Australian left-arm pacer Mitchell Starc has confirmed that he will retire from ODIs before calling time on his Test career as his side prepare for the much-awaited ICC World Cup 2023 semi-final against South Africa in Kolkata on November 16.
Starc has 230 ODI wickets in 119 matches but he is certain that he won’t be around for the next World Cup, which will be co-hosted by South Africa, Zimbabwe and Namibia, as he would be 37 by then.
The 2015 World Cup winner won’t be calling time on his ODI career immediately as Australia have scheduled an ODI series against West Indies in February 2024 but doesn’t have any 50-over match till September when they tour England.
“I’ll look to keep playing after this, but I don’t doubt that I won’t be making the next World Cup. I’ve no vision for that. Four years is a long,” he told reporters in Kolkata.
“I’ve always maintained that Test cricket is the top of the tree for me and I’ll drop off the rest before I let go of Test cricket. For me [the semi-final] is just another one-day game for Australia, it’s not the end of the road in one-day cricket as yet for me.”

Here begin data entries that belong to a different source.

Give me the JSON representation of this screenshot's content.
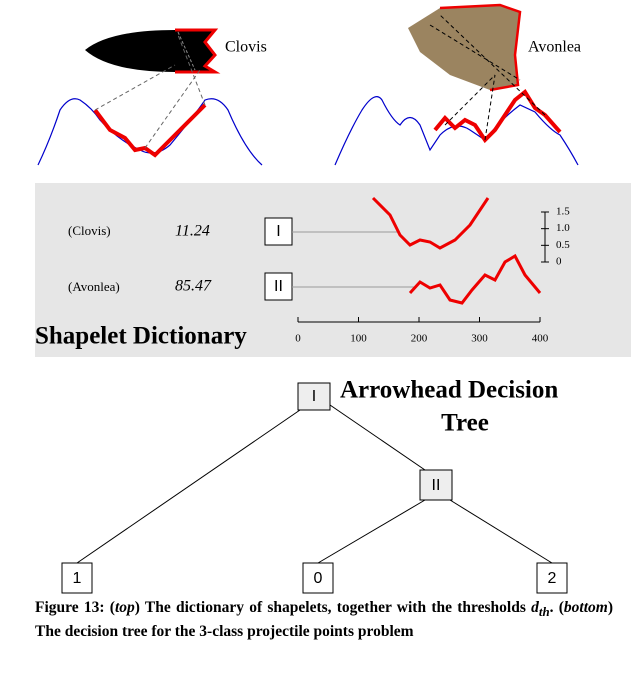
{
  "top": {
    "labels": [
      "Clovis",
      "Avonlea"
    ]
  },
  "dictionary": {
    "title": "Shapelet Dictionary",
    "rows": [
      {
        "class": "(Clovis)",
        "threshold": 11.24,
        "node": "I"
      },
      {
        "class": "(Avonlea)",
        "threshold": 85.47,
        "node": "II"
      }
    ],
    "xticks": [
      0,
      100,
      200,
      300,
      400
    ],
    "scale_ticks": [
      0,
      0.5,
      {
        "value": 1,
        "label": "1.0"
      },
      1.5
    ]
  },
  "tree": {
    "title": [
      "Arrowhead Decision",
      "Tree"
    ],
    "nodes": [
      "I",
      "II",
      "1",
      "0",
      "2"
    ]
  },
  "caption": {
    "segments": [
      "Figure 13: (",
      "top",
      ") The dictionary of shapelets, together with the thresholds ",
      "d",
      "th",
      ". (",
      "bottom",
      ") The decision tree for the 3-class projectile points problem"
    ]
  }
}
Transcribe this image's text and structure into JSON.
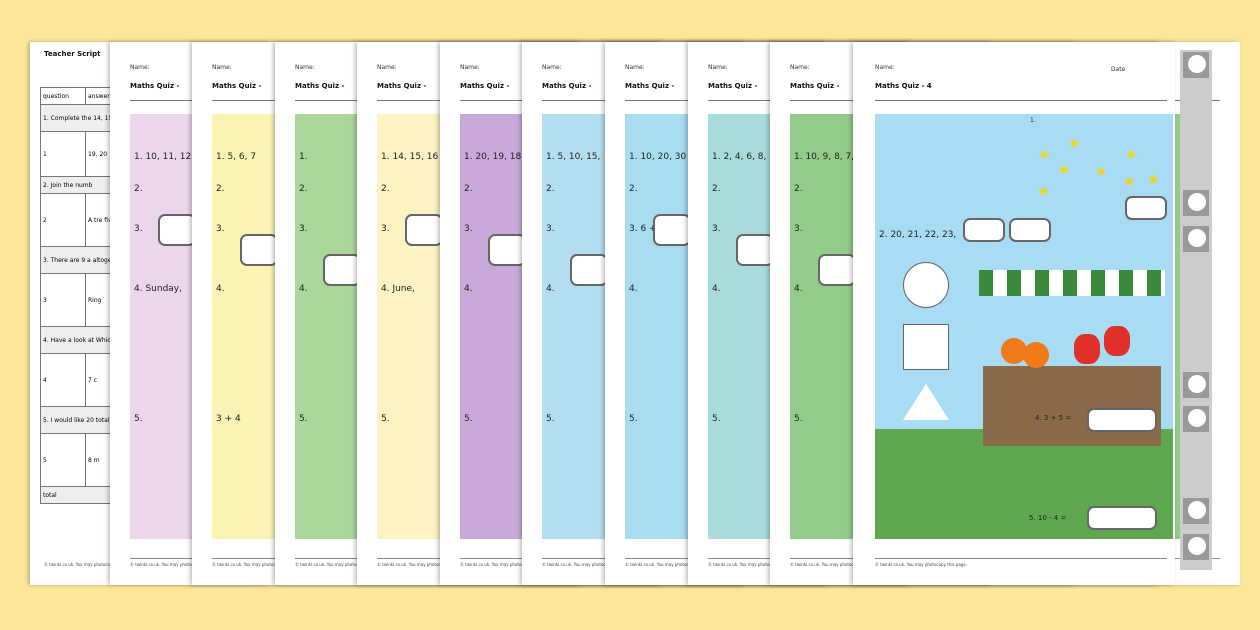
{
  "teacher_script": {
    "title": "Teacher Script",
    "headers": [
      "question",
      "answer"
    ],
    "rows": [
      [
        "1. Complete the 14, 15, 16, 17, 18,",
        ""
      ],
      [
        "1",
        "19, 20"
      ],
      [
        "2. Join the numb",
        ""
      ],
      [
        "2",
        "A tre five,"
      ],
      [
        "3. There are 9 a altogether?",
        ""
      ],
      [
        "3",
        "Ring"
      ],
      [
        "4. Have a look at Which month is",
        ""
      ],
      [
        "4",
        "7 c"
      ],
      [
        "5. I would like 20 total of 20?",
        ""
      ],
      [
        "5",
        "8 m"
      ],
      [
        "total",
        ""
      ]
    ]
  },
  "quizzes": [
    {
      "name_label": "Name:",
      "title": "Maths Quiz -",
      "color": "#ecd6ec",
      "items": [
        "1. 10, 11, 12,",
        "2.",
        "3.",
        "4. Sunday,",
        "5."
      ]
    },
    {
      "name_label": "Name:",
      "title": "Maths Quiz -",
      "color": "#faf4b4",
      "items": [
        "1.  5, 6, 7",
        "2.",
        "3.",
        "4.",
        "3 + 4"
      ]
    },
    {
      "name_label": "Name:",
      "title": "Maths Quiz -",
      "color": "#a9d89a",
      "items": [
        "1.",
        "2.",
        "3.",
        "4.",
        "5."
      ]
    },
    {
      "name_label": "Name:",
      "title": "Maths Quiz -",
      "color": "#fbf3c2",
      "items": [
        "1. 14, 15, 16",
        "2.",
        "3.",
        "4. June,",
        "5."
      ]
    },
    {
      "name_label": "Name:",
      "title": "Maths Quiz -",
      "color": "#c9a9d9",
      "items": [
        "1. 20, 19, 18",
        "2.",
        "3.",
        "4.",
        "5."
      ]
    },
    {
      "name_label": "Name:",
      "title": "Maths Quiz -",
      "color": "#b2def0",
      "items": [
        "1. 5, 10, 15,",
        "2.",
        "3.",
        "4.",
        "5."
      ]
    },
    {
      "name_label": "Name:",
      "title": "Maths Quiz -",
      "color": "#a8dcf0",
      "items": [
        "1. 10, 20, 30",
        "2.",
        "3. 6 + 6 =",
        "4.",
        "5."
      ]
    },
    {
      "name_label": "Name:",
      "title": "Maths Quiz -",
      "color": "#a8dcdc",
      "items": [
        "1. 2, 4, 6, 8,",
        "2.",
        "3.",
        "4.",
        "5."
      ]
    },
    {
      "name_label": "Name:",
      "title": "Maths Quiz -",
      "color": "#92cc88",
      "items": [
        "1. 10, 9, 8, 7,",
        "2.",
        "3.",
        "4.",
        "5."
      ]
    }
  ],
  "main_quiz": {
    "name_label": "Name:",
    "date_label": "Date",
    "title": "Maths Quiz - 4",
    "q1": "1.",
    "q2": "2.   20, 21, 22, 23,",
    "q4": "4.   3 + 5 =",
    "q5": "5.   10 - 4 =",
    "footer": "© twinkl.co.uk. You may photocopy this page."
  },
  "footer": "© twinkl.co.uk. You may photocopy this page."
}
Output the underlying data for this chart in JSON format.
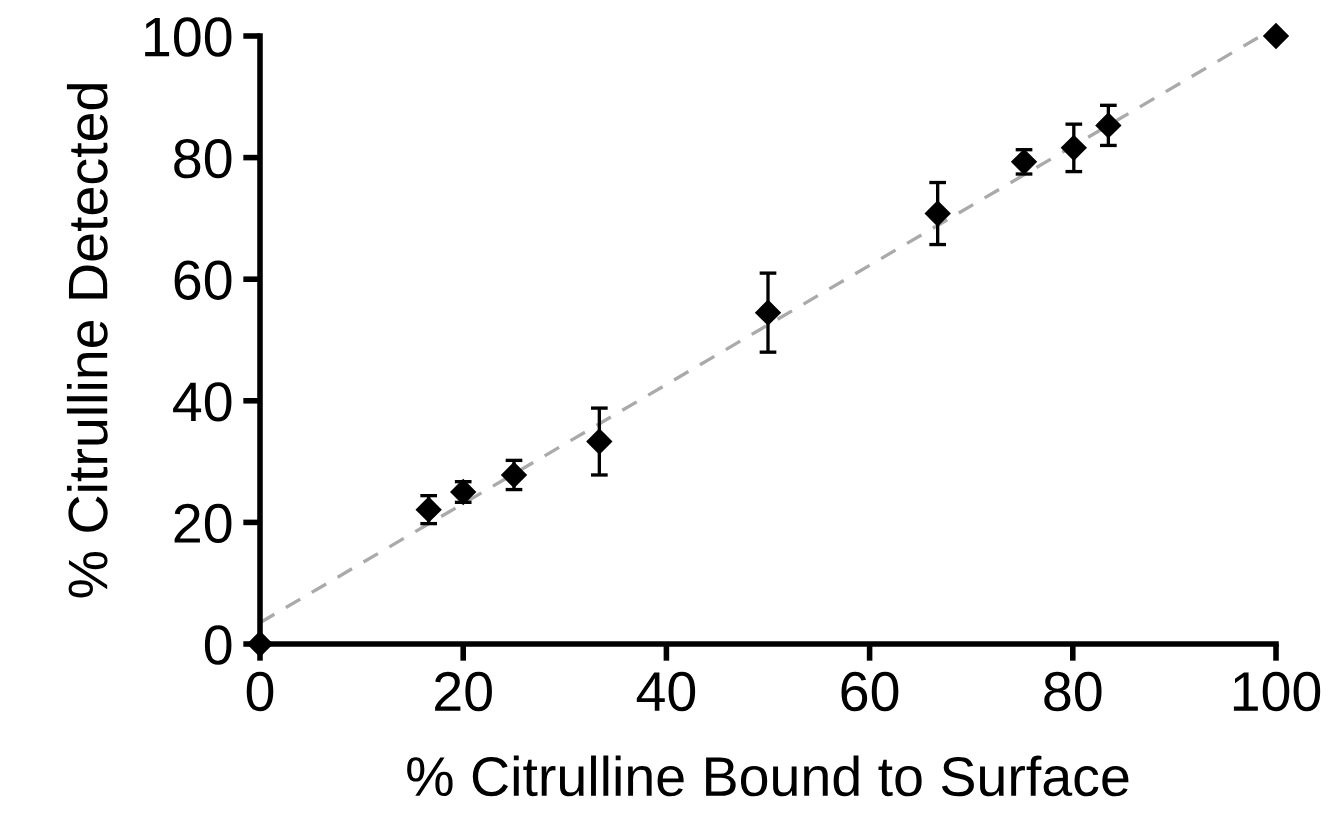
{
  "chart_data": {
    "type": "scatter",
    "xlabel": "% Citrulline Bound to Surface",
    "ylabel": "% Citrulline Detected",
    "xlim": [
      0,
      100
    ],
    "ylim": [
      0,
      100
    ],
    "xticks": [
      0,
      20,
      40,
      60,
      80,
      100
    ],
    "yticks": [
      0,
      20,
      40,
      60,
      80,
      100
    ],
    "grid": false,
    "series": [
      {
        "type": "line",
        "color": "#aaaaaa",
        "line_style": "dashed",
        "marker": "none",
        "x": [
          0,
          98.5
        ],
        "values": [
          3.5,
          100
        ]
      },
      {
        "color": "#000000",
        "marker": "diamond",
        "x": [
          0,
          16.6,
          20,
          25,
          33.4,
          50,
          66.7,
          75.2,
          80.1,
          83.5,
          100
        ],
        "values": [
          0,
          22.1,
          25.0,
          27.8,
          33.3,
          54.5,
          70.8,
          79.3,
          81.6,
          85.3,
          100
        ],
        "errors": [
          null,
          2.3,
          1.7,
          2.4,
          5.5,
          6.5,
          5.1,
          2.0,
          3.9,
          3.3,
          null
        ]
      }
    ]
  }
}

Even though Starc is having an average World Cup with just 10 wickets to his name, unlike 2015 and 2019’s tournaments where he bagged 22 and 27 wickets respectively, he is keen to help his side overcome the in-form Proteas in Kolkata to play the much-awaited final on November 19 in Ahmedabad.
“I certainly haven’t been at the level I would have liked…or not the same level as the last two World Cups anyway, but now a chance at the pointy end to impact again,” he said.
“Certainly bowling first on particular wickets, the new ball with two fielders out I think has been almost the hardest time to bowl. You get a bit of an understanding of the wicket as the game goes on…that’s not a sob story, that’s the nature of one-day cricket.”
He also talked about how difficult it has been for bowlers as there are two new balls and all the batting conditions saying that the bowlers just have to find a way.
“You’ve got two brand new balls on flat wickets, that’s the nature of the World Cup if you look at the runs scored, or certainly centuries scored, as opposed to five wickets taken, the ratios are heavily skewed. Bowlers just have to find a way [to take wickets].”